Dès lors qu’une activité économique entraîne une pollution, celle-ci doit être prise en compte au niveau de l’agent pollueur. L’évaluation se fait par la différence entre le coût marginal social et le coût marginal privé. Au-delà des normes, des autorisations, et des limitations d’activité, il existe deux façons d’internaliser les effets externes : Selon l’économiste Pigou, cela passe par l’instauration d’une taxe administrative, selon un autre économiste, Coase, la solution passe par l’instauration d’un marché régulé pour les externalités. De cette manière, l’environnement se trouve intégré dans la sphère marchande et l’intensité de son utilisation sera fonction de son prix, administré ou de marché.

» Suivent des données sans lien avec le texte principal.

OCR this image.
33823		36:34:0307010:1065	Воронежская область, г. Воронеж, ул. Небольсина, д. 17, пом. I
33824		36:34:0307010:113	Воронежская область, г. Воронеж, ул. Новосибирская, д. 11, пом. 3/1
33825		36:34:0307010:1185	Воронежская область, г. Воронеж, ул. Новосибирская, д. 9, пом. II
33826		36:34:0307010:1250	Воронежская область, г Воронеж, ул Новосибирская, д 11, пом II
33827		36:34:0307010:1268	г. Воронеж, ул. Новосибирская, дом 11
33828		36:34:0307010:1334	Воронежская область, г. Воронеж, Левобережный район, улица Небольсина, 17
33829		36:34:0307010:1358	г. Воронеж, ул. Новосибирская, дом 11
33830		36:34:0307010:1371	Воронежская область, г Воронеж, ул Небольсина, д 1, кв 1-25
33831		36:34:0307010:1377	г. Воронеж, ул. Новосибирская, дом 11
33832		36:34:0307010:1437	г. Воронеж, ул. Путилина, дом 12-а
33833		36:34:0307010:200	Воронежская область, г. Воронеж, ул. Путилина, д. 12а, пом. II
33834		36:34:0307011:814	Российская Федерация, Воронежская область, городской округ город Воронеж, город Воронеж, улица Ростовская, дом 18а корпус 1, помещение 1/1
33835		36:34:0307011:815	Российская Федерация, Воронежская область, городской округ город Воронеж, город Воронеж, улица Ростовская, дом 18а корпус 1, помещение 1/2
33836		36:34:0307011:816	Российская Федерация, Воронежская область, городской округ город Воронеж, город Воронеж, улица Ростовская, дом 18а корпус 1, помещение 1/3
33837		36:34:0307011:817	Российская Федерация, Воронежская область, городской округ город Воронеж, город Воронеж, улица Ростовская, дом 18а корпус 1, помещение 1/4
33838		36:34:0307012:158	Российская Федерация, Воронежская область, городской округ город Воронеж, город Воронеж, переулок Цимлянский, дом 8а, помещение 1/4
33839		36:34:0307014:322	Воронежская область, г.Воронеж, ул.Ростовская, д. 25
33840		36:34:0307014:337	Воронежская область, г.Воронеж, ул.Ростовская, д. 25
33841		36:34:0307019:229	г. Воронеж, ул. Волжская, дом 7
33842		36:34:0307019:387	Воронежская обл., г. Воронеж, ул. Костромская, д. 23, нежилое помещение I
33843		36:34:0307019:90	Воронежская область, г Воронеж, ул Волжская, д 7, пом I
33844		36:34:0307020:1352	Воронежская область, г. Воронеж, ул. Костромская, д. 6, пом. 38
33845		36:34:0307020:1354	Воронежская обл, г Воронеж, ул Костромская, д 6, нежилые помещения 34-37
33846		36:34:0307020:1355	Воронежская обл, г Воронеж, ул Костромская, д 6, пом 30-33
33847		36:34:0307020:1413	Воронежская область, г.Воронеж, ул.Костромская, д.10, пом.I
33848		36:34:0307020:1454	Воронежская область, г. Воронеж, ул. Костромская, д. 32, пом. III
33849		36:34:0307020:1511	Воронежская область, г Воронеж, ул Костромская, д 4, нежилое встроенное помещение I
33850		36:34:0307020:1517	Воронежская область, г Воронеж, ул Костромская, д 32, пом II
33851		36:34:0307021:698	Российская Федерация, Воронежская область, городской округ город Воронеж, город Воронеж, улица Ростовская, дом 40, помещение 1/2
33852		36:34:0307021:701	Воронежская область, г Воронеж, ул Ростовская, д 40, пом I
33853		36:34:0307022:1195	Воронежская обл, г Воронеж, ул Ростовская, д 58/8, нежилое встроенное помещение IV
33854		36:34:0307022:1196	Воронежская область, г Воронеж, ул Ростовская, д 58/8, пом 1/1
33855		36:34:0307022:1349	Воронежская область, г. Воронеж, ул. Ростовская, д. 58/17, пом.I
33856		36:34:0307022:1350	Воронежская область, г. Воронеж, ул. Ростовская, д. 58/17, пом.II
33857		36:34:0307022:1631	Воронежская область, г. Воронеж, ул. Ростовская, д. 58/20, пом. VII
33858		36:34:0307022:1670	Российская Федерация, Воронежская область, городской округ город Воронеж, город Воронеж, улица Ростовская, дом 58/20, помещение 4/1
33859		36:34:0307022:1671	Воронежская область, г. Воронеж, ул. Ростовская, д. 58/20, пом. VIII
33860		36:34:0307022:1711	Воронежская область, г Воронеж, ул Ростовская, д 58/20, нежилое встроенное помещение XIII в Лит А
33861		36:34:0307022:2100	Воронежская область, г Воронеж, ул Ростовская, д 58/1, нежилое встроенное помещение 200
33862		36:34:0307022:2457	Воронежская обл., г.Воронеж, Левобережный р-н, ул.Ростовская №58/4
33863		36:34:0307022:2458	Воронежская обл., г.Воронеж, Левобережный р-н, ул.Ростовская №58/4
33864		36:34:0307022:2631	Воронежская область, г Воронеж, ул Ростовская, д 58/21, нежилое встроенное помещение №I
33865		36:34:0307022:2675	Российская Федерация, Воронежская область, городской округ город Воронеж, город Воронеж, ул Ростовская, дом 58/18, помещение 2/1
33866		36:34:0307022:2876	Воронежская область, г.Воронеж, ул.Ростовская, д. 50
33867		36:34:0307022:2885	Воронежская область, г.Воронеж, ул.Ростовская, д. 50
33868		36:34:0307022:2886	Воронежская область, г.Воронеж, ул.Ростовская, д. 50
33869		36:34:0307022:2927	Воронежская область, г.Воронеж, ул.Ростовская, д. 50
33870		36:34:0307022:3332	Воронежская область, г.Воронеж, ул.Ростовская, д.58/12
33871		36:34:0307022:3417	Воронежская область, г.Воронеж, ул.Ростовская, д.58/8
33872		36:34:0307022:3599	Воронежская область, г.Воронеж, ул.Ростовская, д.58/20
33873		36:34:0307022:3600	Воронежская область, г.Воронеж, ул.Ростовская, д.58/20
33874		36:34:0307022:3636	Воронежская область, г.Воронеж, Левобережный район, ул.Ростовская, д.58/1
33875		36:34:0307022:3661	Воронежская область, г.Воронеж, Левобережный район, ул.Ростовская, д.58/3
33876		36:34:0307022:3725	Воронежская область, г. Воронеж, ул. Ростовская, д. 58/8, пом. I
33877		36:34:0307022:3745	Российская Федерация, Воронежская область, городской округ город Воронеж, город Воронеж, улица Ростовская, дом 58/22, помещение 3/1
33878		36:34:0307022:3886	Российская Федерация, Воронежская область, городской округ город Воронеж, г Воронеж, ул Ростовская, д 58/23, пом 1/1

C’est le mode d’internalisation proposé par Pigou en 1920 qui sert de fondement théorique au principe pollueur-payeur énoncé par l’OCDE dès 1972. Pour internaliser les effets externes négatifs, il suffit simplement d’instaurer une taxe unitaire sur chaque unité de pollution rejetée dans l’environnement.

Ce coût attribué à la pollution doit amener le pollueur à réduire son impact, celui-ci cherchant en principe à réduire les coûts induits pour maximiser ses profits. Il doit donc ainsi automatiquement arbitrer entre payer la taxe ou investir dans la prévention de la pollution. Plus la taxe est élevée, plus l’incitation à ne pas polluer est forte ce qui va progressivement ramener la pollution à un coût marginal. C’est ce principe qui sert en général de base aux outils de la fiscalité environnementale en définissant la quantité optimale de pollution acceptable dans le milieu récepteur par rapport au coût de dépollution et celui du dommage de la pollution.

Dans un marché parfaitement libre et non faussé, l’économiste Coase pose comme postulat en 1960 que si les coûts de transaction sont nuls et les droits de propriétés bien définis, il est possible d’obtenir une allocation optimale des ressources sans intervention de l’État. Ce principe du marché des droits à polluer sera défini plus précisément par Dales en 1968. Dans cette théorie, les externalités seraient dues au fait qu’il a n’y pas de droit de propriété sur certaines richesses ce qui rend impossible l’organisation de marchés et donc un fonctionnement optimal, il faudrait donc pour bien faire attribuer une valeur et un droit de propriété à tous les éléments naturels.

Selon ce principe, dès lors que des droits sont créés et peuvent s’échanger, la préservation de la ressource se fera par incitation financière. Pour que le marché de droits à polluer puisse être instauré, il faut faire appel dans un premier temps à la puissance publique (contredire la théorie) pour que celle-ci régule (donc fausse le marché) en mettant en place un dispositif en trois étapes :

– Fixation d’un plafond global d’émission ;
– Répartition des droits entre les agents concernés ;
– Établissement d’un marché d’échange des droits.

Contrairement au système proposé par Pigou, ici, le prix optimal du droit à polluer se fait par le jeu de l’offre et de la demande sur le marché, ce qui devrait inciter les agents pollueurs à adopter des procédés moins polluants. Ceux dont les coûts de dépollution sont les plus faibles pourraient également rentabiliser leur investissement en vendant les droits acquis par l’amélioration de leurs résultats aux plus gros pollueurs.